By: Igor Klibanov, B.A. (Spec. Hons.), CTT, RTP

It’s very common, but it’s rarely talked about: PCOS. Polycystic Ovary Syndrome. It’s a condition women get when they have high testosterone, high insulin, high cortisol, and other hormonal imbalances. Why doesn’t it get talked about much? Because it’s embarrassing.

The signs and symptoms that these hormonal imbalances produce are:

  • Looking like you’re pregnant when you aren’t. This is an unusual fat storage pattern for pre-menopausal females.
  • Male-pattern hair growth/loss. So women might start losing hair on their head, and growing hair on their forearms and back.
  • Skin problems, like acne, or oily skin

…and others.

So if you are a fitness professional who works with pre-menopausal women (that is, below age 52 or so), chances are you have quite a few clients who are PCOS, but they may not have told you. Or, they may have, and you weren’t sure what to do with that information. If that’s you, this article will be particularly helpful.

Having gotten my fair share of clients with PCOS, I decided to read the book Metabolic Aspects of PCOS. It’s a dense, academic book, not mainstream, intended for a clinical audience (people who treat PCOS). So yeah, it’s complicated, but in this article, I’ll give you some of the notes that I took from that book.

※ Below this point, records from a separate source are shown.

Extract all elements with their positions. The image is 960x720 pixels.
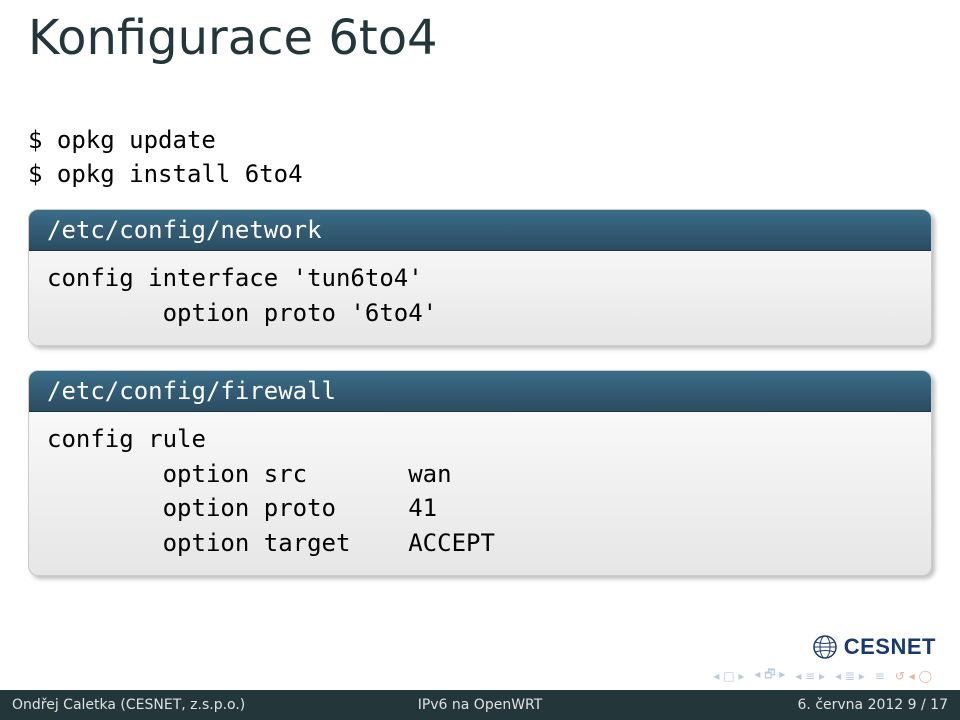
- footer-author: Ondřej Caletka (CESNET, z.s.p.o.): [12, 697, 324, 713]
- code-box-header: /etc/config/firewall: [29, 371, 931, 412]
- nav-undo-icon[interactable]: ↺ ◂ ◯: [895, 669, 932, 683]
- cmd-line-1: $ opkg update: [28, 124, 932, 158]
- footer-title: IPv6 na OpenWRT: [324, 697, 636, 713]
- cmd-line-2: $ opkg install 6to4: [28, 158, 932, 192]
- logo-text: CESNET: [844, 634, 936, 660]
- command-block: $ opkg update $ opkg install 6to4: [28, 124, 932, 191]
- code-box-header: /etc/config/network: [29, 210, 931, 251]
- code-box-network: /etc/config/network config interface 'tu…: [28, 209, 932, 346]
- nav-prev-icon[interactable]: ◂ 🗗 ▸: [754, 665, 785, 686]
- content-area: $ opkg update $ opkg install 6to4 /etc/c…: [0, 74, 960, 576]
- nav-next-icon[interactable]: ◂ ≣ ▸: [835, 669, 865, 683]
- code-box-body: config rule option src wan option proto …: [29, 412, 931, 575]
- nav-back-icon[interactable]: ◂ ≡ ▸: [795, 669, 825, 683]
- beamer-nav-icons: ◂ □ ▸ ◂ 🗗 ▸ ◂ ≡ ▸ ◂ ≣ ▸ ≡ ↺ ◂ ◯: [713, 665, 932, 686]
- footer-page: 6. června 2012 9 / 17: [636, 697, 948, 713]
- code-box-body: config interface 'tun6to4' option proto …: [29, 251, 931, 345]
- nav-fullscreen-icon[interactable]: ≡: [875, 669, 885, 683]
- nav-first-icon[interactable]: ◂ □ ▸: [713, 669, 744, 683]
- globe-icon: [812, 634, 838, 660]
- code-box-firewall: /etc/config/firewall config rule option …: [28, 370, 932, 576]
- cesnet-logo: CESNET: [812, 634, 936, 660]
- slide-title: Konfigurace 6to4: [0, 0, 960, 74]
- footer-bar: Ondřej Caletka (CESNET, z.s.p.o.) IPv6 n…: [0, 690, 960, 720]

Ready? Here are some bullet points about PCOS:

  • To be diagnosed with PCOS, a woman must meet 2 of these 3 criteria:
    • Irregular periods, or periods that are more than 35 days apart. The medical term for this is “oligomenorrhea.”
    • Either elevated androgens (that’s hormones like testosterone, DHEA, and androstenedione), or symptoms of high androgens
    • Ultrasound evidence of ovaries with cysts on them
  • The “hormonal signature” of PCOS is:
    • High luteinizing hormone (LH). LH is a “brain hormone” that tells the ovaries to make estrogen. When estrogen is low, LH is high, and vice versa. So low estrogen should trigger the release of LH, and in turn, LH should trigger a release of more estrogen. This cycle is “broken” in women with PCOS.
    • Decreased SHBG (sex hormone binding gobulin). In the blood, estrogen, testosterone and progesterone don’t “float around” by themselves. They need a “carrier” to take them around. That “carrier” is a protein called SHBG. It’s like a person in a taxi. The person is the hormone, and the taxi is SHBG. As a result of lower SHBG, it makes testosterone higher in women, because more of the testosterone is “free.”
    • Low progesterone. The hormone that is dominant in the second part of the menstrual cycle.
    • High cortisol. The stress hormone.
    • One study found that there is more subclinical hypothyroidism in women with PCOS compared to women with the same weight, but without PCOS.
  • Another study found that the fat cells of women with PCOS are 25% larger of women without PCOS, but of the same weight.
  • According to one study, obese women with PCOS are 400%-2900% more likely to have sleep apnea compared to women of the same weight and body fat percentage, but without PCOS.
    • This does not apply to lean women with PCOS.
  • Women with PCOS have a higher risk of heart disease, compared with women without PCOS, according to several studies (like this one, this one and this one).
  • More women with PCOS have depression, compared to women without PCOS, mostly due to the infertility (according to this study).
  • 34-57% of women with PCOS have anxiety (reference here).
  • Treatment:
    • The first order of business is the most obvious: diet and exercise.
    • One study analyzed different diets, and found that one that has 50% low-glycemic carbohydrates, 30% fat, and 20% protein seems to have the best effects on PCOS.
    • As far as drugs are concerned, the most frequently prescribed drugs for PCOS are metformin and thiazolidinediones. These are basically drugs usually given to diabetics, but since blood sugar and insulin dysregulation is at the heart of PCOS, it’s appropriate here as well.
    • As far as natural supplements are concerned, one of the most proven is myo-inositol, as well as glucomannan.

So now you just saw the “clinical” side of PCOS, but how does it affect them in “real life”? What we hear from our clients who have PCOS is that they:

  • Don’t feel like going out, because they think they don’t look good. They don’t look feminine.
  • Feel like prisoners within their own body
  • Have poor body images.

And we, as fitness professionals can have a significant impact on their quality of life. Provide good service that others don’t provide, and they start “whispering” to their PCOS friends about how good you are.